You grow up hearing adults and even strangers talking about focusing and doing things to set in motion a future of “independence”. But there are dark sides to that conversation that they don’t have with you. Because unfortunately, it is things you have to learn through experience, mainly failures.
I think everyone reaches a point in their lives where that feel worthless, useless, un-needed, alone….
Maybe you feel unwanted. And when people tell you their problems, you think to yourself, “are they serious?!”
The truth is, independence only really truly begins when we come to the realization that when we look in the mirror, the person staring back is the only real true person we can count on.
Being co-dependent is a myth. It’s not possible without conditions that normally destroy a relationship. Someone could offer the air from their own lungs while you’re suffocating and then later, ask to cut down all the trees in your forest as repayment. There are costs to every handout you receive.
True, raw compassion is a liar. Humans aren’t truly capable of raw, unequivocal emotion. There are layers of needs buried inside of beautifully wrapped present.
But growing up, the things you hear about independence aren’t completely untrue. You really do need to listen, focus, and prepare for the future.
Even love won’t do it for you. And those you think will help you, they go away, they grow old and forget, or they pass on from this world. And you are left with that one person staring back at you in the mirror.

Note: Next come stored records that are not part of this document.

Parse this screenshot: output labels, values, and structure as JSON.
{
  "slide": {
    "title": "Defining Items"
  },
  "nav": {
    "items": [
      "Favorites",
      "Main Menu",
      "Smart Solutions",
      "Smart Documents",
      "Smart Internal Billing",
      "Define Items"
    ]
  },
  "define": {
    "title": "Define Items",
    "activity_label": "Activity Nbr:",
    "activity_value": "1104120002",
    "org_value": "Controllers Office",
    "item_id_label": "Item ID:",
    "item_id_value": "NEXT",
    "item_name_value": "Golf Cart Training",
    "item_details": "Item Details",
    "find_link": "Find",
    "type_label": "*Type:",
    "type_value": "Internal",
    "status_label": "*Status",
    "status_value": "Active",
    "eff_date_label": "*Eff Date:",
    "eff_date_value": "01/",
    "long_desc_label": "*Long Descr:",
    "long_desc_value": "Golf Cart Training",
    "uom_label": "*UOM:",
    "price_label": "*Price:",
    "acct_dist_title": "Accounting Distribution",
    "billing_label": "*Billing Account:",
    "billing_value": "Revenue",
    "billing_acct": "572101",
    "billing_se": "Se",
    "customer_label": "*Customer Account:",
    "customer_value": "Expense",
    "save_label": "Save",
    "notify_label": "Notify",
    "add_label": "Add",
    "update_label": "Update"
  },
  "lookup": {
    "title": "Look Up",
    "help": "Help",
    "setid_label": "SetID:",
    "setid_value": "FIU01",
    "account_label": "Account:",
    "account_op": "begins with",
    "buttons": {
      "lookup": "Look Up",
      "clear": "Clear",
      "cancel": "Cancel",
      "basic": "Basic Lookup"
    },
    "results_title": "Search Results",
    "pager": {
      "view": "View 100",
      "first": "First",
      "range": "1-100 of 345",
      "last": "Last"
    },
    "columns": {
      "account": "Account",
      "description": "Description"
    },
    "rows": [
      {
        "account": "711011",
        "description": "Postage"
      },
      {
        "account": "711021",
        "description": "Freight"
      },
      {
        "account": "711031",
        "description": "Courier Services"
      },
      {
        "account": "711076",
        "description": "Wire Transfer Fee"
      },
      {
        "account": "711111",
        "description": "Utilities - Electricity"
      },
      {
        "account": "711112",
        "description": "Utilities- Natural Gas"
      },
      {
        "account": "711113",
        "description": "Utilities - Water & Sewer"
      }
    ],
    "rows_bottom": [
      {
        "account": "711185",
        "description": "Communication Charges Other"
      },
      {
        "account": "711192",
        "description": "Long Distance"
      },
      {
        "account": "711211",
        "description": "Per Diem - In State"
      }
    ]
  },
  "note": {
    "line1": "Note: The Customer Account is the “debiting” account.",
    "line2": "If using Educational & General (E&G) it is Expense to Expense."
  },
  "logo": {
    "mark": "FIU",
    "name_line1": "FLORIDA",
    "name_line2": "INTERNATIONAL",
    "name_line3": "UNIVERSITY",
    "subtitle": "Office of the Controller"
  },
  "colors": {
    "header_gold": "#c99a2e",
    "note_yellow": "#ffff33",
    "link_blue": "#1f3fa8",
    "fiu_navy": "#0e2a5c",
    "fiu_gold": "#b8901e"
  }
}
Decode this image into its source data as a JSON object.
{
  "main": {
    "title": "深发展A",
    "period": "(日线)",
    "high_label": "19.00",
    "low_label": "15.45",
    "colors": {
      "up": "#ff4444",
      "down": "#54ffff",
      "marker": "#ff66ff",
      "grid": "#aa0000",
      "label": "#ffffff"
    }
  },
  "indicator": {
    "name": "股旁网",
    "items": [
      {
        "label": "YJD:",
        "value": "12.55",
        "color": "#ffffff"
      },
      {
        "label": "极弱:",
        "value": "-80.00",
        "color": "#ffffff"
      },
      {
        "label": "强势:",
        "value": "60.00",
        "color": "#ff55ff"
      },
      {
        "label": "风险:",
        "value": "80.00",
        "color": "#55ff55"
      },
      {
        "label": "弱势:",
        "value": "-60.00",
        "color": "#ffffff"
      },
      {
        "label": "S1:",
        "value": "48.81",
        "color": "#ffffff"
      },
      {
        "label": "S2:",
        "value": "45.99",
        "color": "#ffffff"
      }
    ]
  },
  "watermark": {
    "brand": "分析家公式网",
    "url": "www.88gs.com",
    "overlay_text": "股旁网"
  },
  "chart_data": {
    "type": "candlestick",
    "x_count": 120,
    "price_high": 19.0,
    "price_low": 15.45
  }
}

I do not write this to be negative. Only to be revealing of the revelations I have come to in my own life.
Definition of independent:
free from outside control; not depending on another’s authority
Depending on others is like a prison you can’t seem to escape. It’s why adults try their best to prepare us, to dump us into this world. It is a cruel one. It’s as though you go into a battle, and even if you return, you return with scars unimaginable. Battered, bruised, and never the same.
And there’s finally that defining moment in your life where realization takes hold, and you enter the final faze of life where each decision you make affects the next one and every blink of your eyes is more important than the one before.
It’s why a lot of people stay in relationships and marriages that are not happy in. Because they don’t allow true realization to take hold out of fear. They never learn to live a life that is truly their own. Two becomes one, because one feels like a half on its own.
My advice is, no thanks on that. Break free, release others from your path. Take hold. Breathe. Look in the mirror one more time. You’re staring out at that cliff of independence, there’s a breeze blowing across your face.